The container successfully started, but no GPU was found and there is nothing in the /run/nvidia/mps directory.
How to fill in MPS_ROOT?
Hi @zbk2012. From your example, it seems as if your config file is not properly indented. You are probably looking for something like instead:
version: v1
sharing:
mps:
resources:
- name: nvidia.com/gpu
replicas: 2
This should also be confirmed by your device plugin logs.
Hi @zbk2012. From your example, it seems as if your config file is not properly indented. You are probably looking for something like instead:
version: v1 sharing: mps: resources: - name: nvidia.com/gpu replicas: 2This should also be confirmed by your device plugin logs.

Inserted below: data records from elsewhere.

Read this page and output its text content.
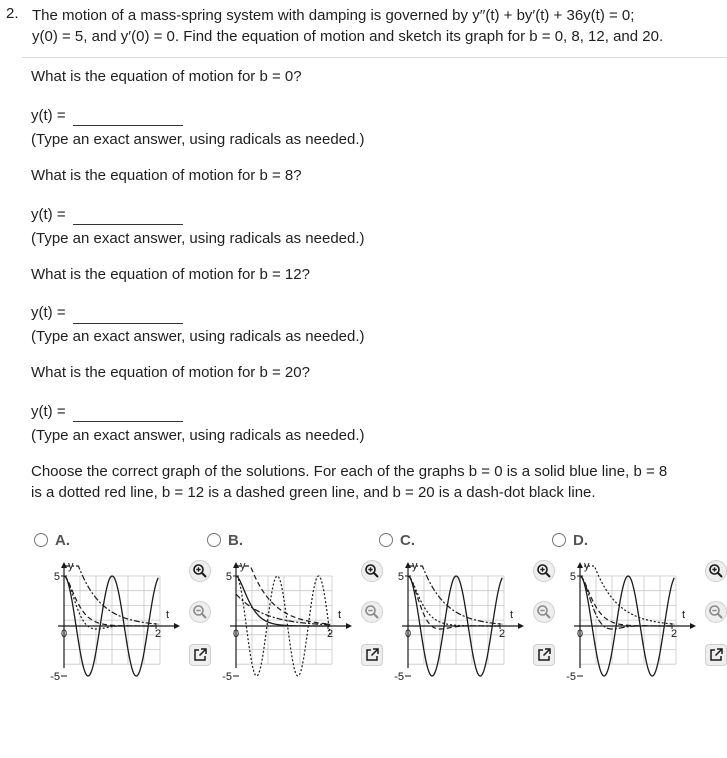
2. The motion of a mass-spring system with damping is governed by y′′(t) + by′(t) + 36y(t) = 0;
y(0) = 5, and y′(0) = 0. Find the equation of motion and sketch its graph for b = 0, 8, 12, and 20.
What is the equation of motion for b = 0?
y(t) =
(Type an exact answer, using radicals as needed.)
What is the equation of motion for b = 8?
y(t) =
(Type an exact answer, using radicals as needed.)
What is the equation of motion for b = 12?
y(t) =
(Type an exact answer, using radicals as needed.)
What is the equation of motion for b = 20?
y(t) =
(Type an exact answer, using radicals as needed.)
Choose the correct graph of the solutions. For each of the graphs b = 0 is a solid blue line, b = 8
is a dotted red line, b = 12 is a dashed green line, and b = 20 is a dash-dot black line.
A.	B.	C.	D.
y
t
5
-5
0	2
y
t
5
-5
0	2
y
t
5
-5
0	2
y
t
5
-5
0	2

Oh, I'm sorry, the indentation was missing when copying. The indentation in the config file is correct.
@zbk2012 could you provide the logs for GFD and the device plugin? For example, I use the following to deploy the plugin:
helm upgrade nvidia -i deployments/helm/nvidia-device-plugin \
--namespace nvidia-device-plugin \
--create-namespace \
--set runtimeClassName=nvidia \
--set config.name=nvidia-plugin-configs \
--set nvidiaDriverRoot=/ \
--set gfd.enabled=true
Where the config is created from:
cat << EOF > dp-mps-config.yaml
version: v1
flags:
migStrategy: "none"
failOnInitError: true
nvidiaDriverRoot: "/"
plugin:
passDeviceSpecs: false
deviceListStrategy:
- envvar
deviceIDStrategy: uuid
sharing:
mps:
renameByDefault: false
resources:
- name: nvidia.com/gpu
replicas: 4
EOF
by running:
kubectl create cm -n nvidia-device-plugin nvidia-plugin-configs \
--from-file=config=dp-mps-config.yaml
This issue is stale because it has been open 90 days with no activity. This issue will be closed in 30 days unless new comments are made or the stale label is removed.
This issue was automatically closed due to inactivity.